Bon pere Dominique, y pensez-vous ? Je vous pardonne… vous êtes pere… mais.

Dominique pere.

Monsieur, il n’y a pas la moindre tache dans notre famille, nous allons tous la tête levée. Vous auriez tort de vous scandaliser de ma demande : allez, sous cet habit grossier, je sais ce que c’est que le monde, il est des préjugés que l’on sacrifie sans peine, pour peu que l’on raisonne. J’ai vu les grands, j’ai vu les petits ; ma foi, tout bien considéré, tout est de niveau.
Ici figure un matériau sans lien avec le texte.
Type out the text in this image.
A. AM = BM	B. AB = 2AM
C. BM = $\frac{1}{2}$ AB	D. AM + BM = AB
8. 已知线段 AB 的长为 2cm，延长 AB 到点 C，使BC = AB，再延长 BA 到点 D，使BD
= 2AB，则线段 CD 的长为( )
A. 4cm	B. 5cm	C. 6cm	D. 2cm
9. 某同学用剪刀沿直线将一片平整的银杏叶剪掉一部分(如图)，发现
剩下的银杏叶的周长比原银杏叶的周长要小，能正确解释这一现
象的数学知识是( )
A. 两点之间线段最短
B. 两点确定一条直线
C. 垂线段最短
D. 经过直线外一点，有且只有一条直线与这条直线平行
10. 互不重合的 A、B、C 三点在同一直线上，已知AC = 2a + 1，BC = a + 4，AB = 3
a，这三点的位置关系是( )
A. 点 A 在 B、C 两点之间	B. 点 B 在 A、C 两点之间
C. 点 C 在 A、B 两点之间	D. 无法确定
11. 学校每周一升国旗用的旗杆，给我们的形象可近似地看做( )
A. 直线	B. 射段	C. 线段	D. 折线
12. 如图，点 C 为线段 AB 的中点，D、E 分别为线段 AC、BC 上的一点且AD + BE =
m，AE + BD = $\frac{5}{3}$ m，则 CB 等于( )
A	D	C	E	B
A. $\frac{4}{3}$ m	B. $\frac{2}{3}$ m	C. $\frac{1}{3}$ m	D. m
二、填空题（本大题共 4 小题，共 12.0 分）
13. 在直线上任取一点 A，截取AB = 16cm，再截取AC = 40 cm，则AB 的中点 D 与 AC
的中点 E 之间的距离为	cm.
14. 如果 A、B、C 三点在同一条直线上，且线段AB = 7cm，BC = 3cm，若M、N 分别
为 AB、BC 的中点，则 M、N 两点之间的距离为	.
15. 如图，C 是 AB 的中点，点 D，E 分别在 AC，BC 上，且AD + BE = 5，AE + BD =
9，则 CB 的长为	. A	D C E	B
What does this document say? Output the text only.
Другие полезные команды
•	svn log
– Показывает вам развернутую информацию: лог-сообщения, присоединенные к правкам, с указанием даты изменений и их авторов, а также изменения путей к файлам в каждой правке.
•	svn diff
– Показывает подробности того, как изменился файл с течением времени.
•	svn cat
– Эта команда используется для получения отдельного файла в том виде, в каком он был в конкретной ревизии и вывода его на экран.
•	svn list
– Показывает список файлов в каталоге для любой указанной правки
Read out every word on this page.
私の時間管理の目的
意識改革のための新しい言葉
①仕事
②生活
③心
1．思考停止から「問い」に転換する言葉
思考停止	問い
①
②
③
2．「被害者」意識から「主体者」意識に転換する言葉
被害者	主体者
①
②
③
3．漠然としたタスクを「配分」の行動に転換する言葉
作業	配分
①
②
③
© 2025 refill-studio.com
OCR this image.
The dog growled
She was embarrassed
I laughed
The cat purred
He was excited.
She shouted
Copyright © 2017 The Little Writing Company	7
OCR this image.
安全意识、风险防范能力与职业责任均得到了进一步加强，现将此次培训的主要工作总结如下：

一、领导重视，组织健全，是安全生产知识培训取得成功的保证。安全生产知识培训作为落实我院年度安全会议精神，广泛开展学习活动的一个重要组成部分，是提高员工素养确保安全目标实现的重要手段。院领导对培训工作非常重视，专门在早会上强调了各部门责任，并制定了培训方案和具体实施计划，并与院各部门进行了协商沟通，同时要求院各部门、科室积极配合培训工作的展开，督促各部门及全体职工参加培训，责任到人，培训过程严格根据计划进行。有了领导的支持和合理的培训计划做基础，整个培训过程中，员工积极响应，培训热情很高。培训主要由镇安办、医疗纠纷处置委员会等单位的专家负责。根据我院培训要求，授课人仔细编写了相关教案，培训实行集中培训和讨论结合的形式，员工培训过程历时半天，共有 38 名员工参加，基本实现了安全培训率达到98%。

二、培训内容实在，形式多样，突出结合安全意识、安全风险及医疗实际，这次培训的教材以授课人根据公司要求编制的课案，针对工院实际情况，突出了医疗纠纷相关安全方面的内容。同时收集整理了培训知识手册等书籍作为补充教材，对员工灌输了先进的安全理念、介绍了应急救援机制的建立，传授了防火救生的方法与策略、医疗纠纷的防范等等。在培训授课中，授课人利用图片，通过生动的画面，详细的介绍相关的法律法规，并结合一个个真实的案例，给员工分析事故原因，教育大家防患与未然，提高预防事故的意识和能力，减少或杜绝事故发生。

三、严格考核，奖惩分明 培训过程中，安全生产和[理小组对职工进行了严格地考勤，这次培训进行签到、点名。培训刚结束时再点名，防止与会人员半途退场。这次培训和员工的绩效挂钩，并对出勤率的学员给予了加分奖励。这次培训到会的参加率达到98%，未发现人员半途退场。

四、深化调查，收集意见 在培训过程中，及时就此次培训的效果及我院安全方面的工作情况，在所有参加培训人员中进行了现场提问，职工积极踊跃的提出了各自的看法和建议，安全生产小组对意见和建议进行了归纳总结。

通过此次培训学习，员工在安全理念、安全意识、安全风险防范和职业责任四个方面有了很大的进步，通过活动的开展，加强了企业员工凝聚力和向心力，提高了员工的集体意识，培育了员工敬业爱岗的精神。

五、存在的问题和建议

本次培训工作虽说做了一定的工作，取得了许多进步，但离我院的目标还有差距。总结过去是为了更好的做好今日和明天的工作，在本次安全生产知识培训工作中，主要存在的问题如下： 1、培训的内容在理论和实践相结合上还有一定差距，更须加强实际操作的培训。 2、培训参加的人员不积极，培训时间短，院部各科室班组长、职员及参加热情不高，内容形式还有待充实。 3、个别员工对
Ce qui en fait la différence ne vaut pas la peine d’être compté : mon fils a du savoir, de la figure, de l’honnêteté, des mœurs, de l’amour pour l’ordre & le travail, & qui sait jusqu’où ce garçon-là doit monter… c’est un grain de moutarde qui peut lever bien haut.

M. Delomer.

Vous avez raison, & je ne songeais pas qu’à commencer dès ce jour, je ne dois pas trouver un si grand intervalle entre lui & moi : (En soupirant.) ah quel jour, quel jour !… mais dites-moi la vérité, est-ce de son consentement que vous me déclarez ses sentimens, vous n’êtes pas fait pour vous avilir jusqu’au mensonge ?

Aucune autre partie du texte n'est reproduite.